Each student painted many tempera compositions during the two-hour class. The abstract swirls and dabs will become part of the portfolio they will take when they graduate from Southeast. The portfolio is intended to jog the students' memories about lessons they can teach their own students.
Katelyn Balunek, a student from St. Charles, Mo., said music affects painting naturally. "It's the same as if you're in a club and dancing. You move to the beat."
At one point Smith told the students to stand up and paint. "See how much freer you are standing," he said, adding that some teachers mistakenly insist that children remain seated at their desks when they paint.
One trick Smith has taught the students, how to make a disposable palette by folding up the edges of slick newspaper inserts, is more important than it seems.
"Children sometimes are denied the opportunity to paint ... because their teachers don't know how to dispense the materials and clean up," Smith said. "They just say, 'Get out your crayons.'"

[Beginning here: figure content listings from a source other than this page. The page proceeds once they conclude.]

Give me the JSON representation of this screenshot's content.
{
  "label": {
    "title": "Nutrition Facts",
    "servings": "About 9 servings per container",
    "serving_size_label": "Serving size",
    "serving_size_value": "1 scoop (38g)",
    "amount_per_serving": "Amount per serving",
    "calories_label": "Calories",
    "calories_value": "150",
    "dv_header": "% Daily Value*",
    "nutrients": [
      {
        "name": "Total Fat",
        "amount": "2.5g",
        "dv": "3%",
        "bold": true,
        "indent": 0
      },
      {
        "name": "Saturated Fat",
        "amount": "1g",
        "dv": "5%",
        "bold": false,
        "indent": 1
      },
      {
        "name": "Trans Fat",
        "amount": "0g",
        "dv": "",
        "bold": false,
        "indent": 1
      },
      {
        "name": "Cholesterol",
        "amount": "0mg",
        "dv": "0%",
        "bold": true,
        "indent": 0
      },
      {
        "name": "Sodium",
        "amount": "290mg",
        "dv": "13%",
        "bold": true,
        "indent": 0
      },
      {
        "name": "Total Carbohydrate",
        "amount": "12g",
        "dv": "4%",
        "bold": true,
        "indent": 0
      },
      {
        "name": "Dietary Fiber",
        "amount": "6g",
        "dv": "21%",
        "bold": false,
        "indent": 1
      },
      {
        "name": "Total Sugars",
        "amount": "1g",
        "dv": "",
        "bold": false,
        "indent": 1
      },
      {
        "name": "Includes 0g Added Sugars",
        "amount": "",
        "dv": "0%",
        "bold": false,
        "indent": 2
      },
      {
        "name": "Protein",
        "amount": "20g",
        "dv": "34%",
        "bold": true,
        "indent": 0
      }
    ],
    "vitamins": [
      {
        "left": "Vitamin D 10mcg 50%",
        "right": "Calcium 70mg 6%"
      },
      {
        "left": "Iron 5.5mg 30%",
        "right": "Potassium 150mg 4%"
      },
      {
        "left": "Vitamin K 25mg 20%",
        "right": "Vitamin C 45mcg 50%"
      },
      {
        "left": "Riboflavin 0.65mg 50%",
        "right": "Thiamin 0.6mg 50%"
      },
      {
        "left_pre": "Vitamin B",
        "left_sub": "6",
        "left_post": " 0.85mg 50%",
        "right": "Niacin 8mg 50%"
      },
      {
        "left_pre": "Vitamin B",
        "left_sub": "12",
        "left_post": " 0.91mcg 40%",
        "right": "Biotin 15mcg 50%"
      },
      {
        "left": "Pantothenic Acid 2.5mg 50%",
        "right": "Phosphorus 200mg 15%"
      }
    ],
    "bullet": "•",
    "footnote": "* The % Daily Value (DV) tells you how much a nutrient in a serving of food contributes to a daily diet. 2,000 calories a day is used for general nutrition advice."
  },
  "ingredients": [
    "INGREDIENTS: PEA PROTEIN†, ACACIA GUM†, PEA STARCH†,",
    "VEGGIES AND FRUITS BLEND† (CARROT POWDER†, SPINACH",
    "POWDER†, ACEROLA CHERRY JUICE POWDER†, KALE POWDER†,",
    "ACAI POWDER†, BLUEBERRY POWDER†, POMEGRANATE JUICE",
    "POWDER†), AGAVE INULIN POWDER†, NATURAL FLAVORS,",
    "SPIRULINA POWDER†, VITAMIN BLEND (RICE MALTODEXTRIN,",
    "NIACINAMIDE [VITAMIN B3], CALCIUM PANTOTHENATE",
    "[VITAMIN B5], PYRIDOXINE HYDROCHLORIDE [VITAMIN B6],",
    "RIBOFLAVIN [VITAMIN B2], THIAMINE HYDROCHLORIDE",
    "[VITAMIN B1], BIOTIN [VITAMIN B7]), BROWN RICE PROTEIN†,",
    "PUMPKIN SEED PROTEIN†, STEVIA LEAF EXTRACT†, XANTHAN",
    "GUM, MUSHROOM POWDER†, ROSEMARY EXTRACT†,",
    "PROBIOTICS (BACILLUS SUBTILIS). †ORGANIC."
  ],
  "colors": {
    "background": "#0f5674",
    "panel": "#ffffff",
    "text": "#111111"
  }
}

He thinks children should be painting two or three times each week in school.
Across disciplines
Smith also is one of the professors at Southeast who has been teaching a class designed to show education students how to integrate the arts with other disciplines. It is one of the students' favorites. "I couldn't ever get them to leave," he said.
His students praise his rapport with students -- "You almost feel like a colleague," one said -- and how hard he works.
"You can tell he's passionate about art," one student said. "He wants children to enjoy art and for it to be a meaningful experience."
Smith said the award in 2002 surprised him. He knew he had been nominated for this one, but said, "This is kind of mind-boggling."
The thing he likes most about the award is that it tells prospective students that Southeast is a good place to study art education, a reputation that appears to be growing.
A dozen years ago only 12 students were enrolled in the university's art education major. Now there are 46.